Internet Explorer 8 user agent string The user agent string is the Internet Explorer® identifier that provides data about its version and other attributes to Web servers. Many Web applications rely on the Internet Explorer user agent string.

Removal of Windows registry reflection for 64-bit operating systems The registry reflection process copies registry keys and values between two registry views to keep them in sync.

New low-level binaries To improve engineering efficiencies, Microsoft has relocated some functionality to new low-level binaries.

File library replaces document folder Libraries provide a centralized folder for file storage, search, and access across multiple locations, both local and remote.

User interface high DPI awareness The goal is to encourage end users to set their displays to native resolution and to use DPI rather than screen resolution to change the size of text and images.

Internet Explorer 8 DEP/NX Internet Explorer 8 enables DEP/NX protection when run on an OS with the latest service pack.

For detailed information on these changes, see Windows 7 and Windows Server 2008 R2 Application Quality Cookbook . If you are running Windows XP and want more information about changes starting with Windows Vista, see The Windows Vista and Windows Server 2008 Developer Story: Application Compatibility Cookbook .

What about Volume Activation? Will I need a separate infrastructure for Windows 7?

Volume Activation fundamentally works in the same way in Windows 7 as it does with Windows Vista and Windows Server 2008. You can use key management service or multiple activation keys. The same infrastructure is used to activate Windows Vista, Windows Server 2008, Windows 7, and Windows Server 2008 R2. Virtual machine activations can be counted against activation thresholds. The volume activation management tool is included in the Windows AIK.

With so many deployment options, how do I know which one is best-suited to my organization?

For consumers and small businesses, manual deployment options include data migration assisted by Windows easy transfer and installation via retail media. For more information about migrating data with Windows Easy Transfer, see Step-by-Step: Windows 7 Upgrade and Migration.

You can review the deployment options in the Choosing a Deployment Strategy evaluation. These topics describe the recommended deployment types based on your type of organization and help you select an appropriate deployment method.

What is VHD Native Boot?

In Windows 7, you can use a virtual hard disk as the running OS on designated hardware without any other parent operating system, virtual machine, or hypervisor. For more information, see Virtual Hard Disks in Windows Server 2008 R2 and Windows 7.

How can I use the Microsoft Desktop Optimization Pack tools to help with my Windows 7 deployment?

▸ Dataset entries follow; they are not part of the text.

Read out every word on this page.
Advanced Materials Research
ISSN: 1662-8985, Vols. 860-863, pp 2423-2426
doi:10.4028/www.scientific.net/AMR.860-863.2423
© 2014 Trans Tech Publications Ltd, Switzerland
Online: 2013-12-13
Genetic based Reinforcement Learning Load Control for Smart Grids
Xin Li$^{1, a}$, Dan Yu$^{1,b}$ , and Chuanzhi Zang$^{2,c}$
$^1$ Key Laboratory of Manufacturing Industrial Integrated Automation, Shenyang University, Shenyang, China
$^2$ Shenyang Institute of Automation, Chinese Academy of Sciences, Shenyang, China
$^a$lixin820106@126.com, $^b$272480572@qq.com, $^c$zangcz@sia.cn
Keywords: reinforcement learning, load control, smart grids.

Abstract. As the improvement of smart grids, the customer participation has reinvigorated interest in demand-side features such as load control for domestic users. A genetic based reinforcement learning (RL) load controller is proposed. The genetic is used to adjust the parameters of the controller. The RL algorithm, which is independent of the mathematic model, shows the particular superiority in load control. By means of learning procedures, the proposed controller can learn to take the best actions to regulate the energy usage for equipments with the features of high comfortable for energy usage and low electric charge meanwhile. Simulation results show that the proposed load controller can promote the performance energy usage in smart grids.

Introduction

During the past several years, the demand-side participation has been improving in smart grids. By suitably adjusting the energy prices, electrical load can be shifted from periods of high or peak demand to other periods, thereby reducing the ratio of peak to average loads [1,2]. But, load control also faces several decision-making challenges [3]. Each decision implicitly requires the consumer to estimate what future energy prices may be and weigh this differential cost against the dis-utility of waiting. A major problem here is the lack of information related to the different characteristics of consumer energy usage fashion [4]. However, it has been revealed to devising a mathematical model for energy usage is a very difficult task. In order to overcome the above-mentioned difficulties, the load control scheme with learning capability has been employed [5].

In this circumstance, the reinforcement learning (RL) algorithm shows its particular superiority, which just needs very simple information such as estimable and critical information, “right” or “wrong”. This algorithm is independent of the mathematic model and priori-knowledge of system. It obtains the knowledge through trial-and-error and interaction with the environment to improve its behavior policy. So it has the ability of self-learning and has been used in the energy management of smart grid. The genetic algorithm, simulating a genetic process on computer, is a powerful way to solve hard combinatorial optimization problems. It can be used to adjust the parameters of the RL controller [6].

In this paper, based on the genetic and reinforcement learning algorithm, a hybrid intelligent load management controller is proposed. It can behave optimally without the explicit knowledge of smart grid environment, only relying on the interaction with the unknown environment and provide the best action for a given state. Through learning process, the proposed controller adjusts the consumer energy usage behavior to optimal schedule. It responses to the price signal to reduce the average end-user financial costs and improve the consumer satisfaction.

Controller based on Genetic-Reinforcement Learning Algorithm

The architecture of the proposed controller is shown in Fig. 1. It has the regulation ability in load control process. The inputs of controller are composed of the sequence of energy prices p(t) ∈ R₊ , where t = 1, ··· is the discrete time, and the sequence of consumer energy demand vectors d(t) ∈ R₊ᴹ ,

Microsoft Application Virtualization (App-V), a component of the Microsoft Desktop Optimization Pack (MDOP), can minimize time-consuming regression testing and application compatibility issues. This is possible because applications are virtualized and not redirected or installed on the client, saving you significant time and effort. You can use dynamic virtualization to control virtual application combinations, consolidate virtual environments, and simplify and speed administration. Customers can accelerate and centralize the deployment and management of operating systems and applications, including simplifying the global management of virtual applications by letting users work in localized environments with localized applications.”